Zelf heb ik gelukkig steeds kunnen blijven werken, zij het veel minder uren. Nog altijd ben ik behoorlijk beperkt in wat ik kan doen, maar heel geleidelijk aan heb ik minder terugvallen, duren ze korter en zijn ze minder heftig. Waar heb ik dat aan te danken? Ik doe onder meer aan liggend rusten (volgens de methode van Annemarieke Fleming, zie ook mijn vorige blog) en yoga (zij het op een veel lager pitje), wandel (op advies van de huisarts, niet aan dovevrouwsoren gericht), vermijd te veel fysieke inspanning, stress en prikkels (ik ga nooit meer de deur uit zonder ouderwetse oordoppen, een zegen in zakformaat), douche koud af, mediteer nog wat vaker, doe ademhalings- en andere oefeningen voor de nervus vagus en ga voor behandeling naar mijn fysiotherapeut/osteopaat.

Daarnaast is er mijn persoonlijke situatie die mij überhaupt in staat stelt om rust te nemen. Er lopen weliswaar drie katten maar geen kleine kinderen rond en het was mogelijk om minder te gaan werken. Bovendien heb ik geen financiële zorgen. En ook mijn vak, van psycholoog gespecialiseerd in arbeid en gezondheid en in mindfulness, komt goed van pas: niet alleen is mijn werk relatief prikkelarm, ook heb ik ruime ervaring met het begeleiden van mensen met een burnout en beschikte ik al over methoden om het centraal zenuwstelsel te kalmeren.

Verder ben ik getraind in het omgaan met gedachten en gevoelens die het hersteltraject nodeloos zouden kunnen verlengen. Het is niet voor niets dat cognitieve gedragstherapie post-COVID klachten kan doen afnemen.
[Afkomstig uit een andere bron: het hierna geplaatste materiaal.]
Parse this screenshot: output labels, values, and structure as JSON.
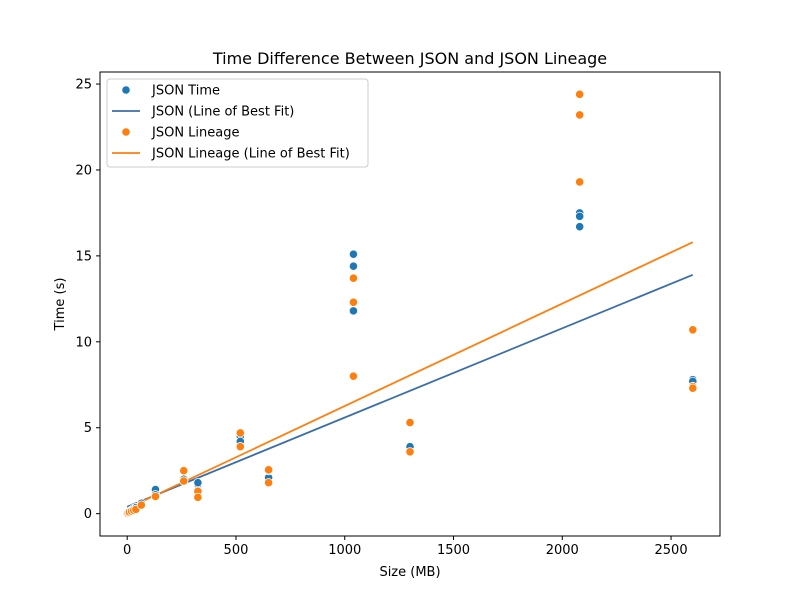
{
  "chart_data": {
    "type": "scatter",
    "title": "Time Difference Between JSON and JSON Lineage",
    "xlabel": "Size (MB)",
    "ylabel": "Time (s)",
    "xlim": [
      -125,
      2725
    ],
    "ylim": [
      -1.3,
      25.7
    ],
    "xticks": [
      0,
      500,
      1000,
      1500,
      2000,
      2500
    ],
    "yticks": [
      0,
      5,
      10,
      15,
      20,
      25
    ],
    "grid": false,
    "legend_position": "top-left",
    "series": [
      {
        "name": "JSON Time",
        "kind": "scatter",
        "color": "#1f77b4",
        "points": [
          [
            1,
            0.02
          ],
          [
            3,
            0.05
          ],
          [
            5,
            0.08
          ],
          [
            10,
            0.1
          ],
          [
            20,
            0.2
          ],
          [
            30,
            0.3
          ],
          [
            40,
            0.35
          ],
          [
            65,
            0.6
          ],
          [
            130,
            1.4
          ],
          [
            130,
            1.1
          ],
          [
            260,
            2.0
          ],
          [
            260,
            2.5
          ],
          [
            325,
            1.7
          ],
          [
            325,
            1.8
          ],
          [
            520,
            4.5
          ],
          [
            520,
            4.0
          ],
          [
            520,
            4.2
          ],
          [
            650,
            2.1
          ],
          [
            650,
            2.5
          ],
          [
            1040,
            15.1
          ],
          [
            1040,
            14.4
          ],
          [
            1040,
            11.8
          ],
          [
            1300,
            3.9
          ],
          [
            2080,
            17.5
          ],
          [
            2080,
            17.3
          ],
          [
            2080,
            16.7
          ],
          [
            2600,
            7.8
          ],
          [
            2600,
            7.7
          ]
        ]
      },
      {
        "name": "JSON (Line of Best Fit)",
        "kind": "line",
        "color": "#3b6ea8",
        "points": [
          [
            0,
            0.4
          ],
          [
            2600,
            13.9
          ]
        ]
      },
      {
        "name": "JSON Lineage",
        "kind": "scatter",
        "color": "#ff7f0e",
        "points": [
          [
            1,
            0.02
          ],
          [
            5,
            0.05
          ],
          [
            10,
            0.1
          ],
          [
            20,
            0.15
          ],
          [
            30,
            0.2
          ],
          [
            40,
            0.25
          ],
          [
            65,
            0.5
          ],
          [
            130,
            1.0
          ],
          [
            260,
            2.5
          ],
          [
            260,
            1.9
          ],
          [
            325,
            1.3
          ],
          [
            325,
            0.95
          ],
          [
            520,
            4.7
          ],
          [
            520,
            3.9
          ],
          [
            650,
            2.55
          ],
          [
            650,
            1.8
          ],
          [
            1040,
            13.7
          ],
          [
            1040,
            12.3
          ],
          [
            1040,
            8.0
          ],
          [
            1300,
            5.3
          ],
          [
            1300,
            3.6
          ],
          [
            2080,
            24.4
          ],
          [
            2080,
            23.2
          ],
          [
            2080,
            19.3
          ],
          [
            2600,
            10.7
          ],
          [
            2600,
            7.4
          ],
          [
            2600,
            7.3
          ]
        ]
      },
      {
        "name": "JSON Lineage (Line of Best Fit)",
        "kind": "line",
        "color": "#ff7f0e",
        "points": [
          [
            0,
            0.3
          ],
          [
            2600,
            15.8
          ]
        ]
      }
    ]
  }
}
Het haalt die extra laag eraf, die we ongewild en onbedoeld bovenop het lijden kunnen leggen: de twijfels die na verloop van tijd de kop op kunnen steken, de angst dat het nooit meer goed gaat komen.

Maar in hoeverre de opgaande lijn te danken is aan al deze factoren of simpelweg het resultaat is van een natuurlijk proces, eerlijk gezegd zou ik het niet kunnen zeggen. Een uitspraak van een sportieve supervisant over de eerste drie maanden na haar Covid-infectie is mij bijgebleven: ‘Er was niets, dus er was ook niets om op te bouwen’. De mens zoekt altijd naar een uitweg uit het lijden, baseert zich daarbij op bewezen methoden of doet maar wat. En probeert te accepteren wat vooralsnog nu eenmaal even zo is.

Het afgelopen half jaar heb ik vaak gedacht aan mensen in ongunstiger omstandigheden. En aan jongeren die nog volop bezig zijn hun leven op te bouwen en voor wie dit allemaal nog vele malen verdrietiger en frustrerender moet zijn. Dat laat onverlet dat ook ik reikhalzend uitkijk naar het moment dat ik niet meer iedere paar uur rust hoef te nemen, weer wat meer kan werken, naar zwemtraining kan, eens uit eten kan gaan of naar een dansvoorstelling of concert. Ik heb alvast kaarten in huis voor Loreena McKennitt in Carré, op 2 april volgend jaar!